The restaurant is often full of local residents, foreign journalists, aid workers and Ukrainian soldiers.
“Me and my friends went there all the time,” Mr. Karagodin said, describing the staff as young and friendly. “Every evening we would rest there, every evening there were people, everyone with kids.”
“It was such a nice evening” on Tuesday, said Oleksandra, 40, a local journalist who was not at the restaurant but lives nearby. “A typical summer evening: warm and quiet.”
Russia’s Defense Ministry said in a statement that it had struck a Ukrainian Army command post, making no mention of a restaurant or civilians, and a Kremlin spokesman repeated Russia’s frequent, false claim that it does not hit civilian targets. It was not clear whether a military command post existed nearby, though soldiers are often housed in the neighborhood when they are rotated away from the front.
The medical director of the local hospital in Kramatorsk, Hanna Scherbak, said 49 wounded people were admitted there after the attack, suffering from head injuries, shrapnel wounds and broken limbs, including one who later died.

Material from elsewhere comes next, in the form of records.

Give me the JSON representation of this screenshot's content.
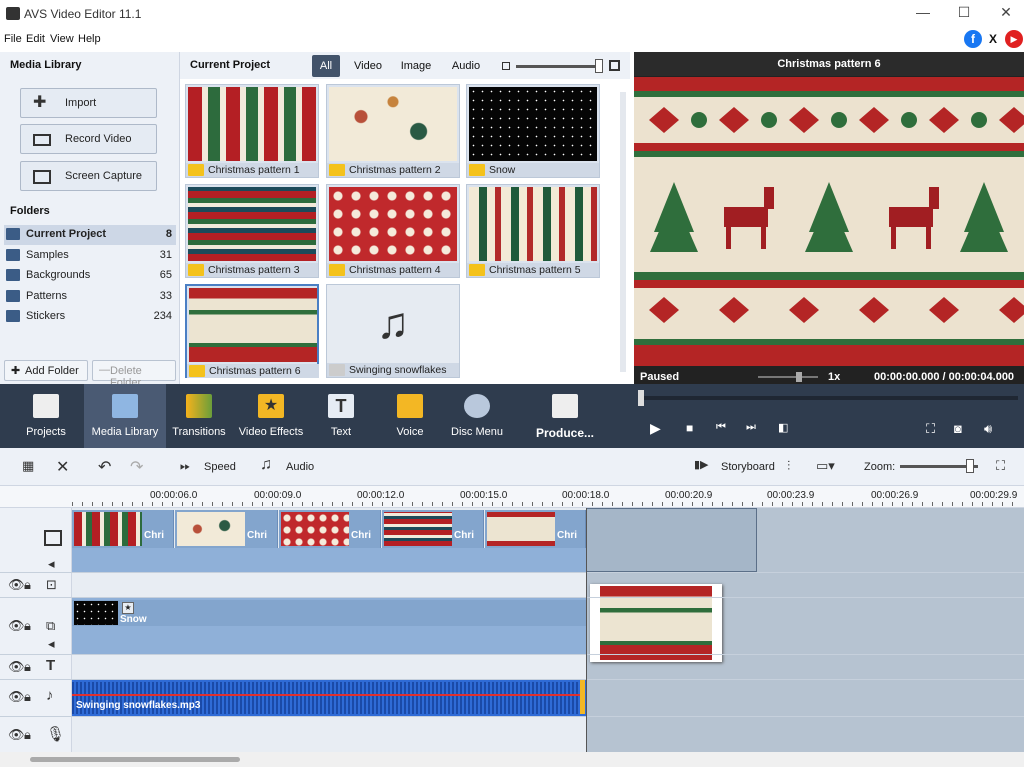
{
  "window": {
    "title": "AVS Video Editor 11.1",
    "minimize": "—",
    "maximize": "☐",
    "close": "✕"
  },
  "menu": [
    "File",
    "Edit",
    "View",
    "Help"
  ],
  "social": {
    "facebook": "f",
    "x": "X",
    "youtube": "▶"
  },
  "media_library": {
    "title": "Media Library",
    "buttons": [
      "Import",
      "Record Video",
      "Screen Capture"
    ],
    "folders_title": "Folders",
    "folders": [
      {
        "label": "Current Project",
        "count": "8"
      },
      {
        "label": "Samples",
        "count": "31"
      },
      {
        "label": "Backgrounds",
        "count": "65"
      },
      {
        "label": "Patterns",
        "count": "33"
      },
      {
        "label": "Stickers",
        "count": "234"
      }
    ],
    "add_folder": "Add Folder",
    "delete_folder": "Delete Folder"
  },
  "project": {
    "title": "Current Project",
    "tabs": [
      "All",
      "Video",
      "Image",
      "Audio"
    ],
    "items": [
      {
        "label": "Christmas pattern 1"
      },
      {
        "label": "Christmas pattern 2"
      },
      {
        "label": "Snow"
      },
      {
        "label": "Christmas pattern 3"
      },
      {
        "label": "Christmas pattern 4"
      },
      {
        "label": "Christmas pattern 5"
      },
      {
        "label": "Christmas pattern 6"
      },
      {
        "label": "Swinging snowflakes"
      }
    ]
  },
  "preview": {
    "title": "Christmas pattern 6",
    "status": "Paused",
    "speed": "1x",
    "time": "00:00:00.000 / 00:00:04.000"
  },
  "main_toolbar": [
    "Projects",
    "Media Library",
    "Transitions",
    "Video Effects",
    "Text",
    "Voice",
    "Disc Menu",
    "Produce..."
  ],
  "timeline_tools": {
    "speed": "Speed",
    "audio": "Audio",
    "storyboard": "Storyboard",
    "zoom": "Zoom:"
  },
  "ruler": [
    "00:00:06.0",
    "00:00:09.0",
    "00:00:12.0",
    "00:00:15.0",
    "00:00:18.0",
    "00:00:20.9",
    "00:00:23.9",
    "00:00:26.9",
    "00:00:29.9"
  ],
  "timeline": {
    "video_clips": [
      "Chri",
      "Chri",
      "Chri",
      "Chri",
      "Chri"
    ],
    "overlay_clip": "Snow",
    "audio_clip": "Swinging snowflakes.mp3"
  }
}
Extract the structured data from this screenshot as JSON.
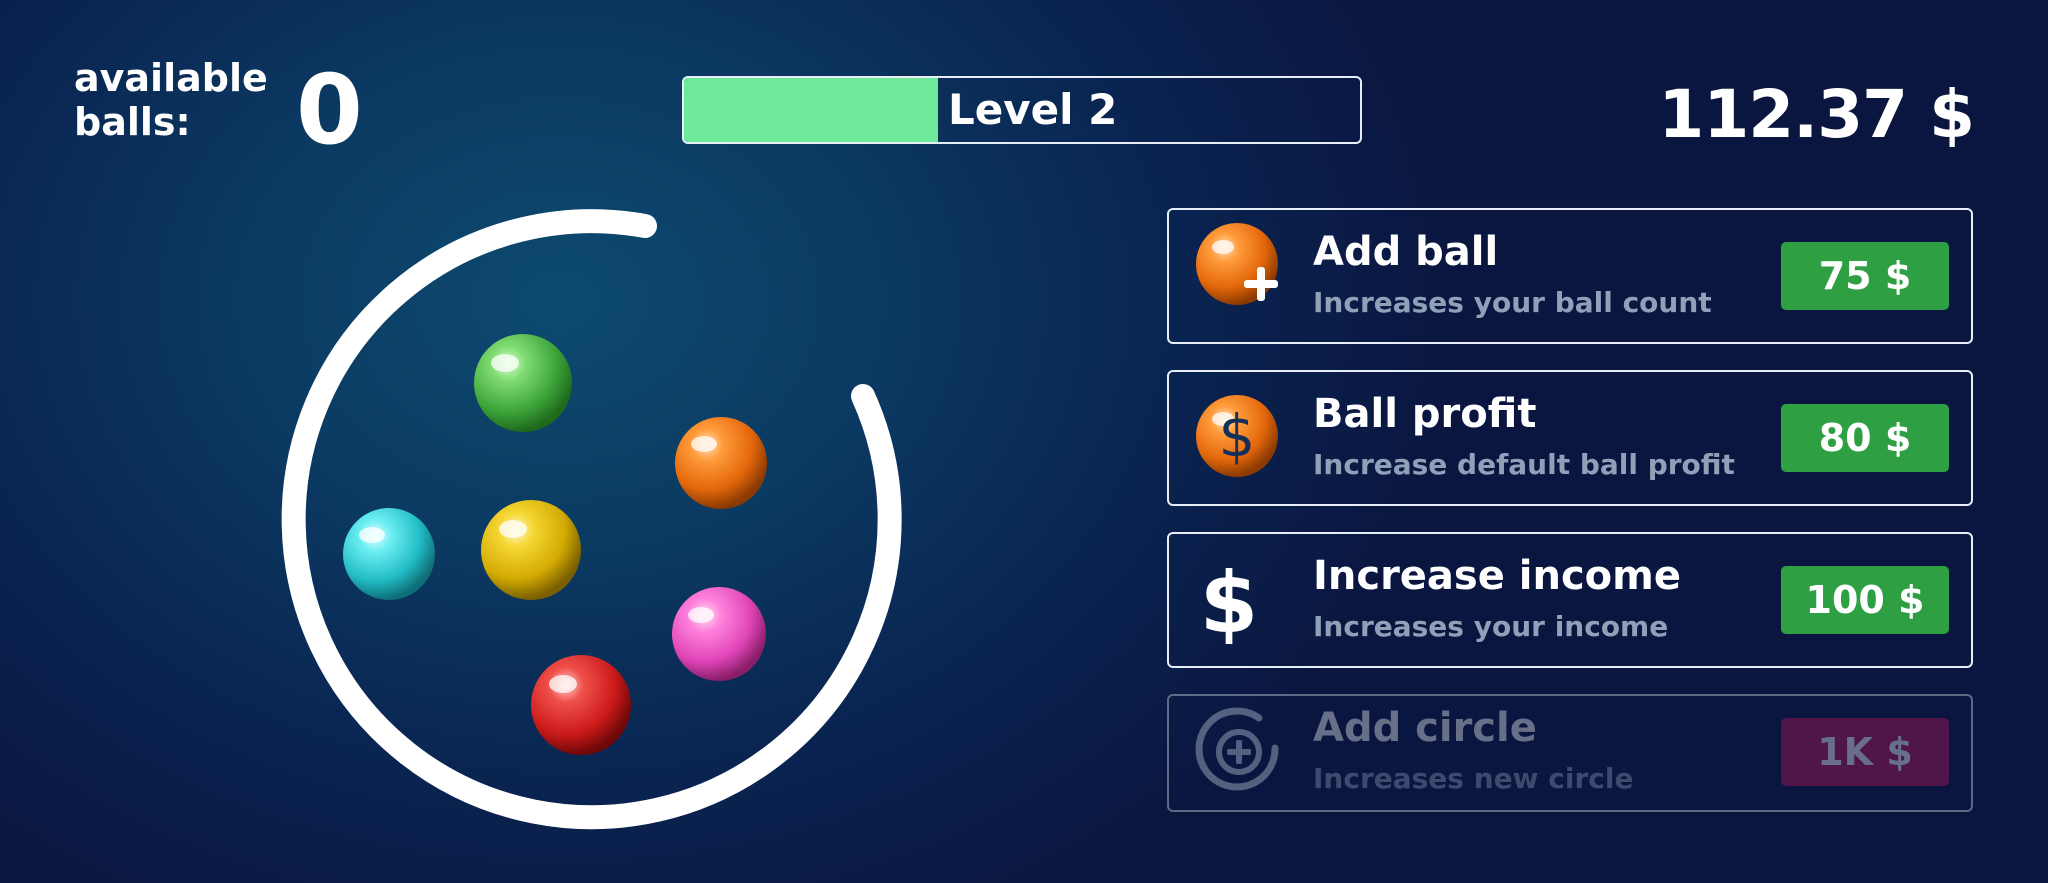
{
  "hud": {
    "available_label": "available balls:",
    "available_count": "0",
    "level_label": "Level 2",
    "level_progress": 0.375,
    "money": "112.37 $"
  },
  "game": {
    "balls": [
      {
        "name": "green-ball",
        "color": "#5cc55a"
      },
      {
        "name": "orange-ball",
        "color": "#f07a12"
      },
      {
        "name": "cyan-ball",
        "color": "#3ad8df"
      },
      {
        "name": "yellow-ball",
        "color": "#e8c20a"
      },
      {
        "name": "pink-ball",
        "color": "#f05ac8"
      },
      {
        "name": "red-ball",
        "color": "#e02828"
      }
    ]
  },
  "upgrades": [
    {
      "icon": "add-ball-icon",
      "title": "Add ball",
      "desc": "Increases your ball count",
      "price": "75 $",
      "enabled": true
    },
    {
      "icon": "ball-profit-icon",
      "title": "Ball profit",
      "desc": "Increase default ball profit",
      "price": "80 $",
      "enabled": true
    },
    {
      "icon": "dollar-icon",
      "title": "Increase income",
      "desc": "Increases your income",
      "price": "100 $",
      "enabled": true
    },
    {
      "icon": "add-circle-icon",
      "title": "Add circle",
      "desc": "Increases new circle",
      "price": "1K $",
      "enabled": false
    }
  ],
  "colors": {
    "price_button": "#2ea043",
    "price_button_disabled": "#c2185b",
    "level_fill": "#6ee99a"
  }
}
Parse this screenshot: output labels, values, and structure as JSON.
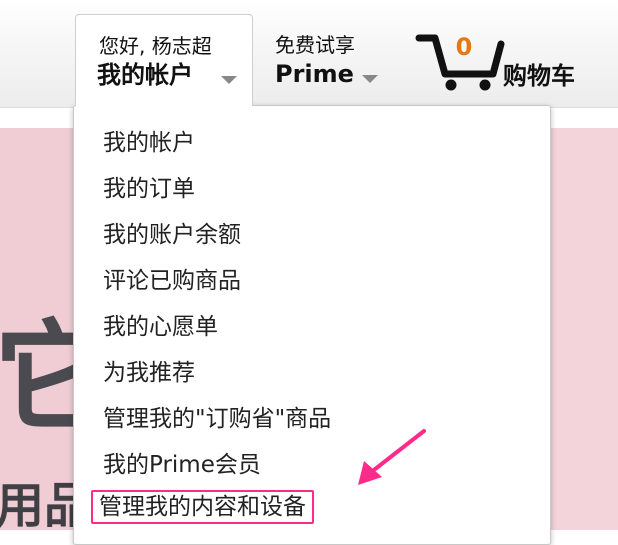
{
  "header": {
    "account": {
      "greeting": "您好, 杨志超",
      "label": "我的帐户"
    },
    "prime": {
      "line1": "免费试享",
      "line2": "Prime"
    },
    "cart": {
      "count": "0",
      "label": "购物车",
      "accent_color": "#e47911"
    }
  },
  "account_menu": {
    "items": [
      {
        "label": "我的帐户"
      },
      {
        "label": "我的订单"
      },
      {
        "label": "我的账户余额"
      },
      {
        "label": "评论已购商品"
      },
      {
        "label": "我的心愿单"
      },
      {
        "label": "为我推荐"
      },
      {
        "label": "管理我的\"订购省\"商品"
      },
      {
        "label": "我的Prime会员"
      },
      {
        "label": "管理我的内容和设备",
        "highlighted": true
      }
    ],
    "highlight_color": "#ff2b8a"
  },
  "background": {
    "partial_text_1": "它",
    "partial_text_2": "用品"
  }
}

“We didn’t have any military people. These are all civilians,” she said.
Ukraine’s intelligence agency, the S.B.U., said it had detained a man who was accused of helping direct the missile strike. It said the man — described as a Kramatorsk resident working for a local gas transportation company — had sent video footage of the restaurant to Russian military intelligence.
At the restaurant, the explosion started a fire. Diners and onlookers scrambled to reach the wounded through piles of tangled and charred metal, concrete and broken glass. Some men took off their shirts to use as bandages, while others wrapped bloodied heads and checked the pulse of a woman sitting motionless on a couch.
By late Wednesday, rain had driven away most of the bystanders at the scene, but about 20 people still stood across the road, behind the police tape, seemingly rendered silent by fatigue and anxiety. They had been there all day: Used paper cups, empty bottles of water and energy drinks were piled up around their makeshift waiting area.
Friends and relatives of someone still trapped under the rubble stared at the backs of emergency workers clearing debris from the restaurant. One young man, with a blue rubber glove on his hand and fresh white bandages on his leg, crossed the police tape and walked toward the wreckage. A police officer gently escorted him back to the waiting group, where the young man hugged a young woman as she quietly cried on his shoulder.
A few feet away, a middle-aged man paced back and forth.
“Let them all be alive there,” a red-faced woman in the group said to him.
“Let them all be alive,” he echoed.
Thomas Gibbons-Neff contributed reporting from Kramatorsk.